Problem-Solving Without Mimicking

Peter Liljedahl has become a watchword in the math education world. He has imbued this world with the mantra that if students are not thinking, they are not learning. Thinking apparently occurs when students are not sitting down, but standing up at “vertical non-permanent surfaces” (sometimes called “white-boards”), and working in groups solving problems for which, generally and in most cases, they have little or no prior knowledge to know how to solve.  When solving problems for which they do have such prior knowledge (i.e., they can connect it to similar problems and principles), Liljedahl calls this “mimicking”, which has become enjoined to the previously mentioned mantra as “mimicking isn’t thinking.”

Actually, the Liljedahl phenomenon has served to cast in concrete the reform math tsunami that has overtaken many K-8 classrooms. His approach expands the reform approach to include students standing up and working at white boards. In general, the central ideas of reform math—i.e., collaboration and having students solve new and novel problems for which they have little or no background knowledge—tends or seems to prevail. (Sorry for the “tends or seems to”, but I was trying for a nuanced tone here.)

At his website, he has some problems that he labels “good problems”.  I presume he believes these are good to get students thinking, so with that, let’s look at one:

Imagine a typical 6-sided die, and notice that the sum of opposite faces is always seven. The one is across from the six, the two is across from the five, and so on. Now imagine that you were making your own six-sided die that did not have this restriction. How many different dice could be made?

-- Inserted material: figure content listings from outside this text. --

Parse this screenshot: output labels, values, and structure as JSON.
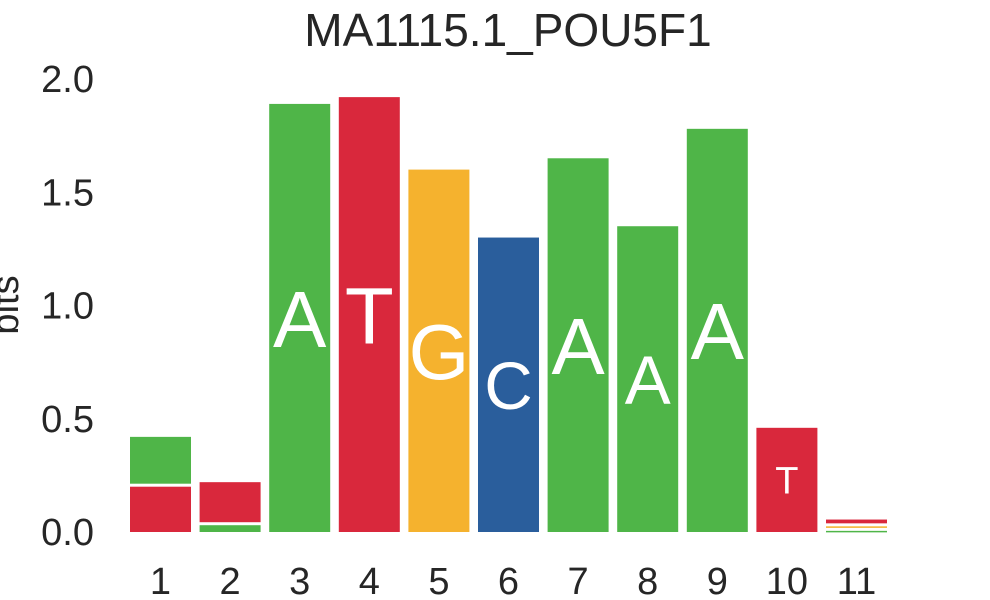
{
  "chart_data": {
    "type": "bar",
    "subtype": "sequence-logo",
    "title": "MA1115.1_POU5F1",
    "xlabel": "",
    "ylabel": "bits",
    "ylim": [
      0,
      2.0
    ],
    "yticks": [
      "0.0",
      "0.5",
      "1.0",
      "1.5",
      "2.0"
    ],
    "grid": false,
    "colors": {
      "A": "#4fb548",
      "C": "#2a5e9c",
      "G": "#f5b22e",
      "T": "#d9283c"
    },
    "positions": [
      {
        "label": "1",
        "stack": [
          {
            "base": "T",
            "value": 0.2,
            "text": ""
          },
          {
            "base": "A",
            "value": 0.22,
            "text": ""
          }
        ]
      },
      {
        "label": "2",
        "stack": [
          {
            "base": "A",
            "value": 0.03,
            "text": ""
          },
          {
            "base": "T",
            "value": 0.19,
            "text": ""
          }
        ]
      },
      {
        "label": "3",
        "stack": [
          {
            "base": "A",
            "value": 1.89,
            "text": "A"
          }
        ]
      },
      {
        "label": "4",
        "stack": [
          {
            "base": "T",
            "value": 1.92,
            "text": "T"
          }
        ]
      },
      {
        "label": "5",
        "stack": [
          {
            "base": "G",
            "value": 1.6,
            "text": "G"
          }
        ]
      },
      {
        "label": "6",
        "stack": [
          {
            "base": "C",
            "value": 1.3,
            "text": "C"
          }
        ]
      },
      {
        "label": "7",
        "stack": [
          {
            "base": "A",
            "value": 1.65,
            "text": "A"
          }
        ]
      },
      {
        "label": "8",
        "stack": [
          {
            "base": "A",
            "value": 1.35,
            "text": "A"
          }
        ]
      },
      {
        "label": "9",
        "stack": [
          {
            "base": "A",
            "value": 1.78,
            "text": "A"
          }
        ]
      },
      {
        "label": "10",
        "stack": [
          {
            "base": "T",
            "value": 0.46,
            "text": "T"
          }
        ]
      },
      {
        "label": "11",
        "stack": [
          {
            "base": "A",
            "value": 0.005,
            "text": ""
          },
          {
            "base": "G",
            "value": 0.02,
            "text": ""
          },
          {
            "base": "T",
            "value": 0.03,
            "text": ""
          }
        ]
      }
    ]
  }
}
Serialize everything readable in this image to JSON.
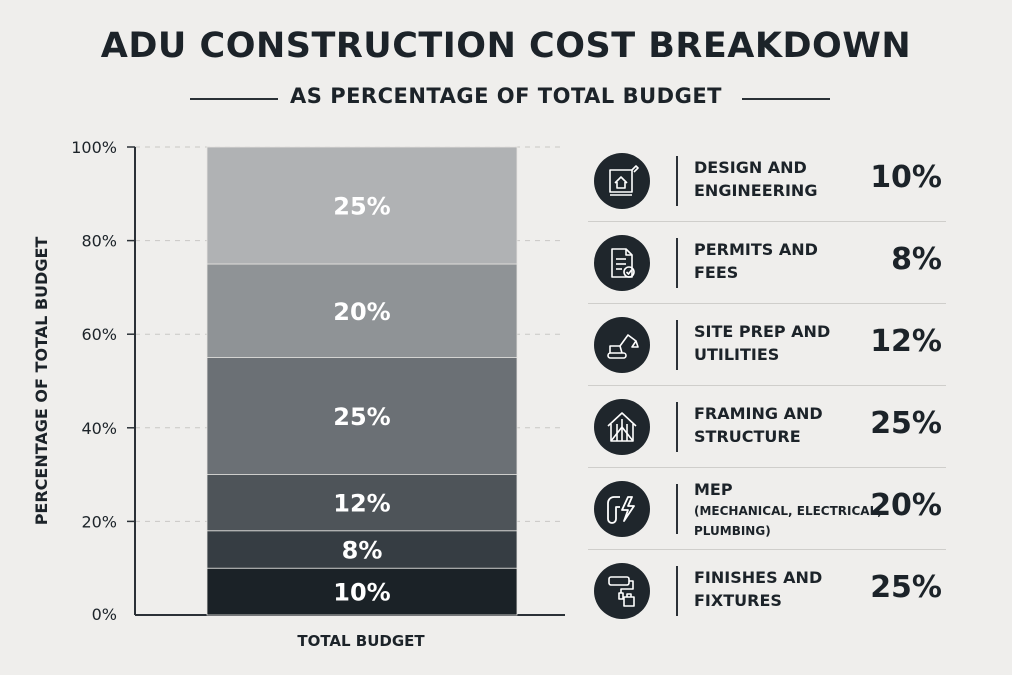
{
  "header": {
    "title": "ADU CONSTRUCTION COST BREAKDOWN",
    "subtitle": "AS PERCENTAGE OF TOTAL BUDGET"
  },
  "chart_data": {
    "type": "bar",
    "stacked": true,
    "title": "ADU CONSTRUCTION COST BREAKDOWN",
    "subtitle": "AS PERCENTAGE OF TOTAL BUDGET",
    "xlabel": "TOTAL BUDGET",
    "ylabel": "PERCENTAGE OF TOTAL BUDGET",
    "ylim": [
      0,
      100
    ],
    "yticks": [
      "0%",
      "20%",
      "40%",
      "60%",
      "80%",
      "100%"
    ],
    "grid": true,
    "categories": [
      "TOTAL BUDGET"
    ],
    "series": [
      {
        "name": "DESIGN AND ENGINEERING",
        "value": 10,
        "label": "10%",
        "color": "#1b2227"
      },
      {
        "name": "PERMITS AND FEES",
        "value": 8,
        "label": "8%",
        "color": "#363d43"
      },
      {
        "name": "SITE PREP AND UTILITIES",
        "value": 12,
        "label": "12%",
        "color": "#4e5459"
      },
      {
        "name": "FRAMING AND STRUCTURE",
        "value": 25,
        "label": "25%",
        "color": "#6b7075"
      },
      {
        "name": "MEP",
        "value": 20,
        "label": "20%",
        "color": "#8f9396"
      },
      {
        "name": "FINISHES AND FIXTURES",
        "value": 25,
        "label": "25%",
        "color": "#b0b2b4"
      }
    ]
  },
  "legend": {
    "items": [
      {
        "line1": "DESIGN AND",
        "line2": "ENGINEERING",
        "sub": "",
        "value": "10%",
        "icon": "blueprint-icon"
      },
      {
        "line1": "PERMITS AND",
        "line2": "FEES",
        "sub": "",
        "value": "8%",
        "icon": "document-check-icon"
      },
      {
        "line1": "SITE PREP AND",
        "line2": "UTILITIES",
        "sub": "",
        "value": "12%",
        "icon": "excavator-icon"
      },
      {
        "line1": "FRAMING AND",
        "line2": "STRUCTURE",
        "sub": "",
        "value": "25%",
        "icon": "house-frame-icon"
      },
      {
        "line1": "MEP",
        "line2": "",
        "sub": "(MECHANICAL, ELECTRICAL, PLUMBING)",
        "value": "20%",
        "icon": "pipe-bolt-icon"
      },
      {
        "line1": "FINISHES AND",
        "line2": "FIXTURES",
        "sub": "",
        "value": "25%",
        "icon": "paint-roller-icon"
      }
    ]
  }
}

When I looked at the problem, I drew upon my prior knowledge and figured out that for the first of the three pairs of numbers there are 15 ways to do so, because one calculates how many combinations of two numbers can be made from six numbers. Knowing the formula for combinations of n things taken r at a time as n!/(n-r)!( r!), I plug in the appropriate numbers and obtain 6!/4!2!, or 15. \

That was the extent of my prior knowledge. More knowledge and assistance came from my friend Rob Craigen, who when he isn’t being a right-wing red-necked Canuck bastid, bides his time as a math professor at U. of Manitoba. He points out that having counted the number of ways we can pick the first pair, leaves four more numbers from which to make two more pairs. Again, this is found by the combination of four numbers taken two at a time: 4!/2!2!, which is six. Two numbers remain, and there is only one way to combine those. So we have 15 x 6 x 1 = 90 ways of picking three pairs of numbers.

Prof. Craigen labels these three pairs A, B and C and points out that because there are 3! = 6 ways to permute these labels, we have overcounted by a factor of 6. Dividing 90 by 6, we arrive at the answer: 15 ways to divide into three unordered pairs in which the pairs are not given in a particular order.

But we’re not done. For each group of three pairs of numbers, there are exactly two configurations, that can be placed on a die. For example, say we have the pairs 1,2; 3,4; 5,6. In one configuration, the 1,3 and 5 are placed clockwise around the corner where they meet, and in the other configuration they are placed counterclockwise around the corner. That means there are 15 x 2, or 30 distinct dice that can be made from the six numbers.

The is a rather complex problem as you can see. It is presented without any indication or recommendation of what grades would be appropriate to introduce it. Although this problem deals with permutations and combinations, which are covered in an Algebra 2 class, the concepts of the pairings is a bit more involved and might be more appropriate for a college course in combinatorics. But given the popularity of Problem-Based Learning and other artifacts of the above-mentioned reform tsunami, I am probably not too far off in envisioning teachers presenting the problem in middle school grades—or lower.

Without the necessary background, the chances are that students presented with this problem, after collaborating with their partners at the whiteboard or other vertical surface, will resort to manually counting: 1,2; 1,3; 1,4; … etc.  Such brute force approaches work to obtain an answer—and one which is only partially correct as shown above. Also, such method does not connect to the larger concepts of permutation and combination and how they are used.

Instead, teachers who have been indoctrinated in eschewing traditional methods of math education, see such problem-solving exercises as fostering algebraic thinking. At the risk of stating the obvious, such efforts do no such thing. It is students muddling their way through—the quicker students showing off at the board with others completely lost, and no techniques learned or any connections made. This last is all the more ironic given that the criticism levied against traditionally taught math is that procedures are taught in isolation without connecting to other concepts or ideas.

And the irony of ironies is that students when confronted with other problems for which they have little or no prior knowledge, will “mimic” the same brute force methods—and at the end of all that work, they may or may not obtain the correct answer. Teachers, having been told this is all wonderful, will then applaud, point to, and evangelize what is now considered as “thinking”.